Directory Layout Issue
I’m working with an SVN repo through git and facing a tricky merge situation. My main trunk has this structure:
ui/
server/
+ module1
+ module2
But on a feature branch, someone moved the subfolders and changed everything to:
module1/
module2/
They basically took module1 and module2 out of the server folder and put them at root level, then removed the ui and server directories completely.
The Problem
Now I need to merge this branch back to trunk but keep it organized under the server folder like it was before. The catch is I can’t lose the commit history from that branch. I’m using git as my frontend to work with the subversion repo.
Has anyone dealt with this kind of folder restructuring merge before? What’s the best approach to maintain the history while getting the files back where they belong?
Wait, have you tried git subtree? It might handle path changes better than filter-branch. Also, what happened to the ui folder on your feature branch - did you lose any content there? How big are these modules? That’ll affect which merge strategy works best.
this is messy but totally doable. use git filter-branch on your feature branch to rewrite the paths back to server/module1 and server/module2 before merging. it’s scary but preserves all commits and makes the merge clean. back up everything first - you dont want to mess up your history.

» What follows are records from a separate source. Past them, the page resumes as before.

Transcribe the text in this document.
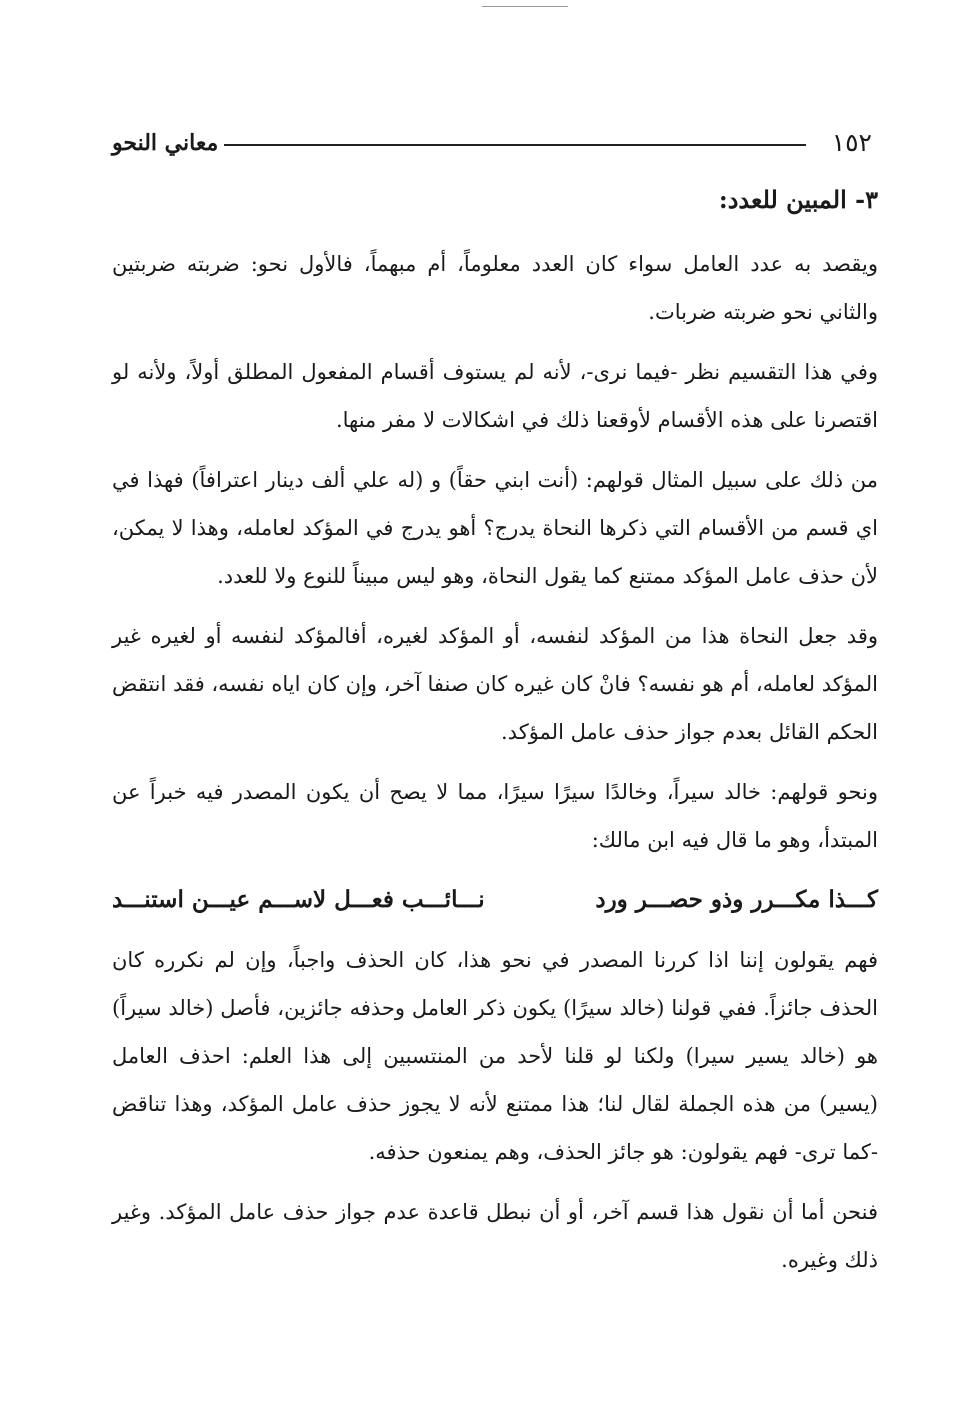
١٥٢
معاني النحو
٣- المبين للعدد:

ويقصد به عدد العامل سواء كان العدد معلوماً، أم مبهماً، فالأول نحو: ضربته ضربتين والثاني نحو ضربته ضربات.

وفي هذا التقسيم نظر -فيما نرى-، لأنه لم يستوف أقسام المفعول المطلق أولاً، ولأنه لو اقتصرنا على هذه الأقسام لأوقعنا ذلك في اشكالات لا مفر منها.

من ذلك على سبيل المثال قولهم: (أنت ابني حقاً) و (له علي ألف دينار اعترافاً) فهذا في اي قسم من الأقسام التي ذكرها النحاة يدرج؟ أهو يدرج في المؤكد لعامله، وهذا لا يمكن، لأن حذف عامل المؤكد ممتنع كما يقول النحاة، وهو ليس مبيناً للنوع ولا للعدد.

وقد جعل النحاة هذا من المؤكد لنفسه، أو المؤكد لغيره، أفالمؤكد لنفسه أو لغيره غير المؤكد لعامله، أم هو نفسه؟ فانْ كان غيره كان صنفا آخر، وإن كان اياه نفسه، فقد انتقض الحكم القائل بعدم جواز حذف عامل المؤكد.

ونحو قولهم: خالد سيراً، وخالدًا سيرًا سيرًا، مما لا يصح أن يكون المصدر فيه خبراً عن المبتدأ، وهو ما قال فيه ابن مالك:

كـــذا مكـــرر وذو حصـــر ورد
نـــائـــب فعـــل لاســـم عيـــن استنـــد

فهم يقولون إننا اذا كررنا المصدر في نحو هذا، كان الحذف واجباً، وإن لم نكرره كان الحذف جائزاً. ففي قولنا (خالد سيرًا) يكون ذكر العامل وحذفه جائزين، فأصل (خالد سيراً) هو (خالد يسير سيرا) ولكنا لو قلنا لأحد من المنتسبين إلى هذا العلم: احذف العامل (يسير) من هذه الجملة لقال لنا؛ هذا ممتنع لأنه لا يجوز حذف عامل المؤكد، وهذا تناقض -كما ترى- فهم يقولون: هو جائز الحذف، وهم يمنعون حذفه.

فنحن أما أن نقول هذا قسم آخر، أو أن نبطل قاعدة عدم جواز حذف عامل المؤكد. وغير ذلك وغيره.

Had the same problem last year with git-svn. You need to use git’s history rewriting before merging. I created an intermediate commit on my feature branch that moved files back where they belonged using git mv module1/ server/module1 and git mv module2/ server/module2, then rebuilt the ui directory structure. This keeps all your commit history while fixing the file locations. Once that’s done, merging into trunk is easy since everything lines up. Git-svn handles this fine, and when you push to SVN, all your feature branch commits stay intact. Just test that intermediate branch hard before merging - you don’t want to break existing trunk code that expects the server structure.